Michelle Obama's impact on fashion extends far beyond the "made in America" label stitched into her dress. The optimism, glamour and accessibility that she communicates through her style of dressing transcends cultural borders and economic boundaries. Yes, she is sometimes an ambassador for American designers, but more important, she is an ambassador for the self-possession that defines American style.
Maybe she chose not to promote a specific American brand at the state dinner last week, but she certainly promotes a healthy sense of enjoyment and individuality in fashion. With her brio and idiosyncratic clothing choices, Mrs. Obama has rewritten the dress code for women who work. We wear cardigans now instead of always jackets, flats instead of impossibly high platform heels. We have a little fun with fashion, even to the point of being more frivolous.
And, most important, we dress for ourselves, something the first lady does so effortlessly it's hard to imagine that there had ever been any dress code for her position. With her floral prints and hula hoops, she's not afraid to flaunt her femininity -- so why should the rest of us be?
No matter what hopes we pin on her husband, or disappointments we suffer, Americans look to Michelle Obama to set the emotional tone of his administration. As we are with all first ladies, we are subconsciously invested in her looking good -- it's almost as if there's some sort of national pride at stake. But her decision to wear an American-designed dress doesn't make it easier for American designers to sell more clothes in the Chinese market.

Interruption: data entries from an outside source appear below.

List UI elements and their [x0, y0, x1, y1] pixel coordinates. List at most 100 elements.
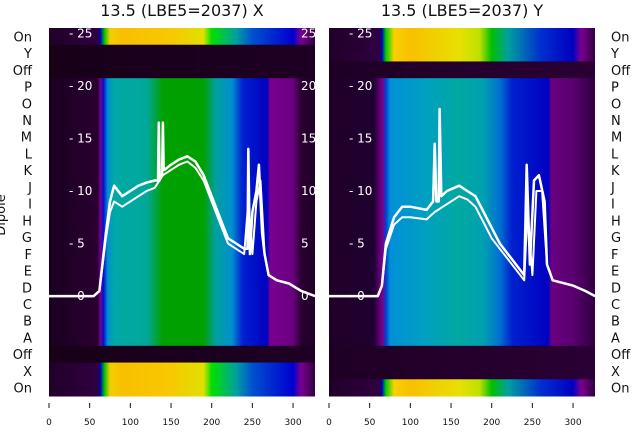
- row-label-left: B: [23, 315, 32, 330]
- heatmap-row-h: [49, 212, 315, 230]
- row-label-left: F: [25, 248, 32, 263]
- heatmap-row-d: [49, 278, 315, 297]
- heatmap-row-on: [49, 28, 315, 46]
- row-label-right: J: [610, 181, 615, 196]
- heatmap-row-h: [329, 212, 595, 230]
- row-label-right: C: [611, 298, 620, 313]
- x-tick-label: 250: [524, 418, 541, 428]
- heatmap-row-k: [329, 161, 595, 180]
- overlay-y-tick-label: - 15: [69, 131, 92, 145]
- heatmap-row-p: [49, 78, 315, 96]
- overlay-y-tick-label: - 0: [349, 289, 365, 303]
- overlay-y-tick-label: - 5: [349, 237, 365, 251]
- heatmap-row-m: [49, 128, 315, 146]
- row-label-left: M: [21, 131, 32, 146]
- chart-title-x: 13.5 (LBE5=2037) X: [100, 1, 264, 20]
- heatmap-row-b: [49, 312, 315, 330]
- overlay-y-tick-label-right: 5: [301, 237, 309, 251]
- heatmap-row-f: [49, 245, 315, 263]
- heatmap-row-f: [329, 245, 595, 263]
- row-label-right: P: [611, 81, 619, 96]
- row-label-right: N: [611, 114, 621, 129]
- row-label-left: N: [22, 114, 32, 129]
- row-label-left: O: [22, 97, 32, 112]
- heatmap-row-o: [49, 94, 315, 113]
- x-tick-label: 100: [402, 418, 419, 428]
- row-label-right: L: [611, 147, 619, 162]
- heatmap-row-a: [329, 329, 595, 347]
- x-tick-label: 100: [122, 418, 139, 428]
- overlay-y-tick-label-right: 25: [301, 26, 316, 40]
- overlay-y-tick-label: - 20: [349, 79, 372, 93]
- heatmap-row-off: [49, 345, 315, 364]
- row-label-left: Off: [13, 64, 33, 79]
- x-tick-label: 200: [203, 418, 220, 428]
- overlay-y-tick-label-right: 10: [301, 184, 316, 198]
- overlay: - 0 0 - 5 5 - 10 10 - 15 15 - 20 20 - 25 25: [49, 26, 316, 303]
- overlay-y-tick-label: - 25: [69, 26, 92, 40]
- x-tick-label: 250: [244, 418, 261, 428]
- x-tick-label: 0: [326, 418, 332, 428]
- row-label-right: F: [611, 248, 618, 263]
- overlay-y-tick-label-right: 20: [301, 79, 316, 93]
- x-tick-label: 0: [46, 418, 52, 428]
- row-label-right: I: [611, 198, 615, 213]
- row-label-left: X: [23, 365, 32, 380]
- row-label-right: K: [611, 164, 620, 179]
- x-tick-label: 150: [442, 418, 459, 428]
- row-label-left: H: [22, 214, 32, 229]
- heatmap-row-p: [329, 78, 595, 96]
- row-label-left: On: [14, 382, 32, 397]
- heatmap-row-c: [49, 295, 315, 313]
- heatmap-row-n: [49, 111, 315, 129]
- x-tick-label: 150: [162, 418, 179, 428]
- row-label-left: C: [23, 298, 32, 313]
- row-label-right: Off: [611, 348, 631, 363]
- row-label-left: J: [27, 181, 32, 196]
- overlay-y-tick-label: - 15: [349, 131, 372, 145]
- heatmap-row-e: [49, 262, 315, 280]
- row-label-left: A: [23, 331, 32, 346]
- heatmap-row-l: [329, 145, 595, 163]
- heatmap-row-x: [49, 362, 315, 380]
- trace-line-1: [49, 121, 315, 298]
- x-tick-label: 300: [284, 418, 301, 428]
- x-tick-label: 50: [84, 418, 96, 428]
- row-label-left: G: [22, 231, 32, 246]
- row-label-right: X: [611, 365, 620, 380]
- heatmap-row-on: [49, 379, 315, 397]
- heatmap-row-b: [329, 312, 595, 330]
- heatmap-row-off: [329, 61, 595, 79]
- row-label-left: D: [22, 281, 32, 296]
- row-label-right: On: [611, 382, 629, 397]
- heatmap-row-m: [329, 128, 595, 146]
- row-label-right: O: [611, 97, 621, 112]
- heatmap-row-o: [329, 94, 595, 113]
- heatmap-row-e: [329, 262, 595, 280]
- row-label-right: Y: [610, 47, 619, 62]
- row-label-right: G: [611, 231, 621, 246]
- heatmap-row-g: [49, 228, 315, 246]
- row-label-left: P: [24, 81, 32, 96]
- heatmap-row-n: [329, 111, 595, 129]
- x-tick-label: 200: [483, 418, 500, 428]
- heatmap-row-g: [329, 228, 595, 246]
- x-tick-label: 50: [364, 418, 376, 428]
- heatmap-row-a: [49, 329, 315, 347]
- heatmap-panel-x: 0 50 100 150 200 250 300- 0 0- 5 5- 10 10- 15 15- …: [46, 26, 316, 428]
- heatmap-row-c: [329, 295, 595, 313]
- x-tick-label: 300: [564, 418, 581, 428]
- row-label-right: Off: [611, 64, 631, 79]
- row-labels: OnYOffPONMLKJIHGFEDCBAOffXOnOnYOffPONMLK…: [13, 30, 631, 396]
- heatmap-row-d: [329, 278, 595, 297]
- row-label-left: Off: [13, 348, 33, 363]
- row-label-right: H: [611, 214, 621, 229]
- heatmap-row-l: [49, 145, 315, 163]
- overlay-y-tick-label: - 25: [349, 26, 372, 40]
- trace-line-2: [49, 160, 315, 298]
- overlay-y-tick-label: - 5: [69, 237, 85, 251]
- row-label-left: On: [14, 30, 32, 45]
- row-label-right: E: [611, 265, 619, 280]
- heatmap-row-y: [329, 44, 595, 62]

After all the discussion of the red dress at the state dinner, Mrs. Obama stepped into the House chamber on Tuesday for the State of the Union address in a silvery-white sheath by the American designer Rachel Roy. Its color and simplicity signaled fresh beginnings -- as did that inaugural gown she wore in January two years ago. For this there was not so much criticism. Only a lot of American women silently thinking about where they might find a simple, pale sheath dress.